Peneliti LSI Ardian Sopa mengungkapkan, sebanyak 66,1 persen responden menyatakan kurang setuju hingga tidak setuju sama sekali terhadap pilkada yang dipilih DPRD. Sementara itu, 28,6 persen menyatakan setuju dan 5,3 persen tidak memberikan jawaban.
Menurut Ardian, angka penolakan tersebut tidak bisa dianggap ringan. Dalam kajian opini publik, tingkat resistensi yang menembus 60 persen menandakan dampak politik yang besar dan berpotensi memengaruhi arah kebijakan.
“Kalau sudah melewati angka 60 persen, itu artinya efek politiknya besar. Dan 66,1 persen ini sangat signifikan,” ujar Ardian saat memaparkan hasil survei di Kantor LSI Denny JA, Jakarta Timur, Rabu (7/1/2025).
Penolakan paling kuat datang dari Generasi Z. Responden berusia di bawah 27 tahun tercatat menolak pilkada oleh DPRD hingga 84 persen.
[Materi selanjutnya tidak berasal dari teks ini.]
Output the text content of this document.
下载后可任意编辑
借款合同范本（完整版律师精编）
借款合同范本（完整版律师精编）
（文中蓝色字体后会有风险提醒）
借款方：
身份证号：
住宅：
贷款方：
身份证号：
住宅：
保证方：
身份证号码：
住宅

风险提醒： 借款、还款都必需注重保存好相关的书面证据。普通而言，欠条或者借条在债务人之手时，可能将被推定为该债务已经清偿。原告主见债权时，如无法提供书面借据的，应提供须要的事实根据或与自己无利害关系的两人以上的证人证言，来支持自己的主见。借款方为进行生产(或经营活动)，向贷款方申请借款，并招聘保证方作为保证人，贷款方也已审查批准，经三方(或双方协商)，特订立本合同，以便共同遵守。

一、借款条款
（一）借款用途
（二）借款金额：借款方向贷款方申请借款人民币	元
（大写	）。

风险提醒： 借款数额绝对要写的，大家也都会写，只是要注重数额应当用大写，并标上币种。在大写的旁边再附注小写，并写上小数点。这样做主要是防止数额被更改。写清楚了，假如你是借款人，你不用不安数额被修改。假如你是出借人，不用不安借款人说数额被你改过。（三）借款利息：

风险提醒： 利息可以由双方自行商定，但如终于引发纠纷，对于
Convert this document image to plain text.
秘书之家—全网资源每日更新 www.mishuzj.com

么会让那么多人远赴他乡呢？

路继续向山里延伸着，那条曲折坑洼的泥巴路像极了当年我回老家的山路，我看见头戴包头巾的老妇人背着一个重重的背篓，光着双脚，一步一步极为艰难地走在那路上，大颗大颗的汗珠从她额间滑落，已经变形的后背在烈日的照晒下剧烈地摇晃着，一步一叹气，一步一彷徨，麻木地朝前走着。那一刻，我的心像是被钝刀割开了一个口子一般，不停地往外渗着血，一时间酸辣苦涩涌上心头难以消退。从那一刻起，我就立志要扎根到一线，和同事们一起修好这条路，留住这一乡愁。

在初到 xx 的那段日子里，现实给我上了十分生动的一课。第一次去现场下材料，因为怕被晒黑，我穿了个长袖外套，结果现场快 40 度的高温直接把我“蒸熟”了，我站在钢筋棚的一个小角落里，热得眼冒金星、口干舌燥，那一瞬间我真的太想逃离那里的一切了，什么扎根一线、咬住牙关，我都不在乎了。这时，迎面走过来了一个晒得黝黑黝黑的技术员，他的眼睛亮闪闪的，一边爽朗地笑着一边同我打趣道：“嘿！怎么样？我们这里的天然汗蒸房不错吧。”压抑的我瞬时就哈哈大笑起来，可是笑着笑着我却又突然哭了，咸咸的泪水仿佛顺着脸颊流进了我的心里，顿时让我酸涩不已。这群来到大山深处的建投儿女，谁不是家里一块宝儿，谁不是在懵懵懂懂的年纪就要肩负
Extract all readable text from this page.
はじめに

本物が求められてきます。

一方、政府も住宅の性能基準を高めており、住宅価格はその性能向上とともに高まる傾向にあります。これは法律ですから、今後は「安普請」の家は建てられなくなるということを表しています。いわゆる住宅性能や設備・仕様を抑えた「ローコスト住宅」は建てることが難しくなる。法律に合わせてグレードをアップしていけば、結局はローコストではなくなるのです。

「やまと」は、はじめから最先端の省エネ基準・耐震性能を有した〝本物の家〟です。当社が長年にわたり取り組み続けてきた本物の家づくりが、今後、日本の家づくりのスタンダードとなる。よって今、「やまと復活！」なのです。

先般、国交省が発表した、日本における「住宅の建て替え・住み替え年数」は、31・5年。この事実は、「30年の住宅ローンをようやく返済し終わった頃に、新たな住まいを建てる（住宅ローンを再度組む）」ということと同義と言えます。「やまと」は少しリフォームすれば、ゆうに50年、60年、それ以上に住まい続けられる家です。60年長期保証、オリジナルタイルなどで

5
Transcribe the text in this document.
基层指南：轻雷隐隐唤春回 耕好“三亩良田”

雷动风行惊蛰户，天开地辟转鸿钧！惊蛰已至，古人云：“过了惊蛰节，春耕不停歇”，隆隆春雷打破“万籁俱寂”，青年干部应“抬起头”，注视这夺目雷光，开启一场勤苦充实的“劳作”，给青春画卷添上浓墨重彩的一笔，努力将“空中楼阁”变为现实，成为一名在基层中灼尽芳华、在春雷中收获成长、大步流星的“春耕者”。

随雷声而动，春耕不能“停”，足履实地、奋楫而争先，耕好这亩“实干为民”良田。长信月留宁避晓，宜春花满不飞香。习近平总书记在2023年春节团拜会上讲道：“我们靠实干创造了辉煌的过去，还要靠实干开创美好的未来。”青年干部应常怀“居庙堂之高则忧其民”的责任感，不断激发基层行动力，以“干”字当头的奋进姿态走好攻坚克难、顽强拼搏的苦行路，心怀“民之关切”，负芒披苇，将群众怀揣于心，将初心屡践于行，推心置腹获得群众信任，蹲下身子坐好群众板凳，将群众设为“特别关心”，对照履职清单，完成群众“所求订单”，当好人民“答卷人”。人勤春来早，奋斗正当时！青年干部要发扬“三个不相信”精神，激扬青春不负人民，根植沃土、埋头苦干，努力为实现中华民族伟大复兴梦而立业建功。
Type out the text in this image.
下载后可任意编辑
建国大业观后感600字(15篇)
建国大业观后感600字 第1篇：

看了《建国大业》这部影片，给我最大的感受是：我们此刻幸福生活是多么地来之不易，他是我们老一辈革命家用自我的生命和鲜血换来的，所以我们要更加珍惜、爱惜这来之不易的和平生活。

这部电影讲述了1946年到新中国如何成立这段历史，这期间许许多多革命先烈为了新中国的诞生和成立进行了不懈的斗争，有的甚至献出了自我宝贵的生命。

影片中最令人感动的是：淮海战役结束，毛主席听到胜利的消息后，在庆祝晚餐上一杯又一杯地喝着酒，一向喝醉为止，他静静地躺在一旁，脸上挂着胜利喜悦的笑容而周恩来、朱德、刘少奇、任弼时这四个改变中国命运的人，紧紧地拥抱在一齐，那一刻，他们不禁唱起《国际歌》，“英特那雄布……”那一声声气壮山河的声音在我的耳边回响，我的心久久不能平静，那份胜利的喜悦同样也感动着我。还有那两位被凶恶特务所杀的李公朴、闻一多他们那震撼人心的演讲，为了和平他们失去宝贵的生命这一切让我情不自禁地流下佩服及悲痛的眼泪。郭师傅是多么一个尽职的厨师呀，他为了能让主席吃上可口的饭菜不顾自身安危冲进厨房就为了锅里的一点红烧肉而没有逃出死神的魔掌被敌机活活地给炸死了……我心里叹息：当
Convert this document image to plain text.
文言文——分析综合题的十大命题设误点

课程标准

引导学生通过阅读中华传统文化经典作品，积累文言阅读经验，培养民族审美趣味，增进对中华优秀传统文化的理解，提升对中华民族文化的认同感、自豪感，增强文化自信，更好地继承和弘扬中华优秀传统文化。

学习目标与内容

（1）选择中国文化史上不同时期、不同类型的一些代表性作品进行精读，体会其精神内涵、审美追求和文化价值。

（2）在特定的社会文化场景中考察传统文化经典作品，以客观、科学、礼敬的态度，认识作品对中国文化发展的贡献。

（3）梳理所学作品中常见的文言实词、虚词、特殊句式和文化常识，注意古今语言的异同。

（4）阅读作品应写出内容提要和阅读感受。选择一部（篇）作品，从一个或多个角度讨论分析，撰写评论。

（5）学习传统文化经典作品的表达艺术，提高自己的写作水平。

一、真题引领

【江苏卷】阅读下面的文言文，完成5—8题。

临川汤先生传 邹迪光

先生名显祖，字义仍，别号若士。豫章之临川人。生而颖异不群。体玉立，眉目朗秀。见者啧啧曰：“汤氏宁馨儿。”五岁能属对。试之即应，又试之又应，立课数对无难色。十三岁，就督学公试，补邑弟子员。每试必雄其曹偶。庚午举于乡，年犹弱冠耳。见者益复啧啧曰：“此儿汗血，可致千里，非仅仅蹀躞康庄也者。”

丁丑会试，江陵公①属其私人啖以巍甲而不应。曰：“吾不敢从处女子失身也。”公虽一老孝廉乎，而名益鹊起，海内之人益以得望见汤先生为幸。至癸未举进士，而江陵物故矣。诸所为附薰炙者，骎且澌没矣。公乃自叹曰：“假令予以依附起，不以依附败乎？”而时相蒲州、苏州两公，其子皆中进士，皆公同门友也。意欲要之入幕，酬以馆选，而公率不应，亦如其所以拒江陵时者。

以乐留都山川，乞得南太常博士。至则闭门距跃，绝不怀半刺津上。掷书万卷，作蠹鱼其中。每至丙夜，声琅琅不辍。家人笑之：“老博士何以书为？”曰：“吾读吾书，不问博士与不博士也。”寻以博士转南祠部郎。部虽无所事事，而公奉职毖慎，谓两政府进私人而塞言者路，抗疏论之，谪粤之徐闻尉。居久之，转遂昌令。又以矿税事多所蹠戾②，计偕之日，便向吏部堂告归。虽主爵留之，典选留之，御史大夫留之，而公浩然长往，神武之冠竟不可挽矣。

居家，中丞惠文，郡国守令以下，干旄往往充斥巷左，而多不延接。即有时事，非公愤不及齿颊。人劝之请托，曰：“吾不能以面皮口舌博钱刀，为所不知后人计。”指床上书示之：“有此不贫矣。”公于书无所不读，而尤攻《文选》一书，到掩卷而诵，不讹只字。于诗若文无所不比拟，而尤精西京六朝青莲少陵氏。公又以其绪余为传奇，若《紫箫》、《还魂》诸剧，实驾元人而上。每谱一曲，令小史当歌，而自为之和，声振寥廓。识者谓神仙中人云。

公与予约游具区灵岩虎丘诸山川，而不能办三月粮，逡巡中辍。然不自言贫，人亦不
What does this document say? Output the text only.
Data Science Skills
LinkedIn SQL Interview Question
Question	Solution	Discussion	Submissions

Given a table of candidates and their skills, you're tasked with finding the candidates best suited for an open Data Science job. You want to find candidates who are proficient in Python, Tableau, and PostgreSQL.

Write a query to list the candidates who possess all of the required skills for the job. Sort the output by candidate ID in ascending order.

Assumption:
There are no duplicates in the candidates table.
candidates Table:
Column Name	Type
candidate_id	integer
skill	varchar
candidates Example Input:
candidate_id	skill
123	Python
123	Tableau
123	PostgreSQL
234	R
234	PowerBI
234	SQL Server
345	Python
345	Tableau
Ardian menyebut temuan ini menunjukkan generasi muda menjadi kelompok paling vokal menentang perubahan mekanisme pilkada.
Selain Gen Z, tingkat penolakan juga tinggi di kelompok usia lainnya. Kalangan milenial usia 28–43 tahun menolak sebesar 71,4 persen, Generasi X 60 persen, dan baby boomer 63 persen.
“Mayoritas penolakan ini terjadi di semua generasi, bukan hanya satu kelompok usia,” jelas Ardian.
Dari sisi gender, hasil survei menunjukkan pola penolakan yang relatif seimbang. Sebanyak 65,8 persen responden laki-laki dan 66,4 persen responden perempuan menyatakan tidak setuju pilkada oleh DPRD. Ardian menilai temuan ini menegaskan isu tersebut bukan persoalan sektoral berbasis gender.
Penolakan juga merata berdasarkan wilayah tempat tinggal. Baik masyarakat perkotaan maupun pedesaan sama-sama menunjukkan resistensi mayoritas terhadap pilkada tidak langsung. Menurut Ardian, isu ini tidak hanya berkembang di kota-kota besar, tetapi juga menguat di desa.
Jika ditinjau dari latar belakang agama, responden Muslim yang menolak pilkada DPRD mencapai 68,4 persen, sedangkan responden non-Muslim sebesar 53,5 persen. Ardian menilai data ini menunjukkan penolakan lintas identitas keagamaan.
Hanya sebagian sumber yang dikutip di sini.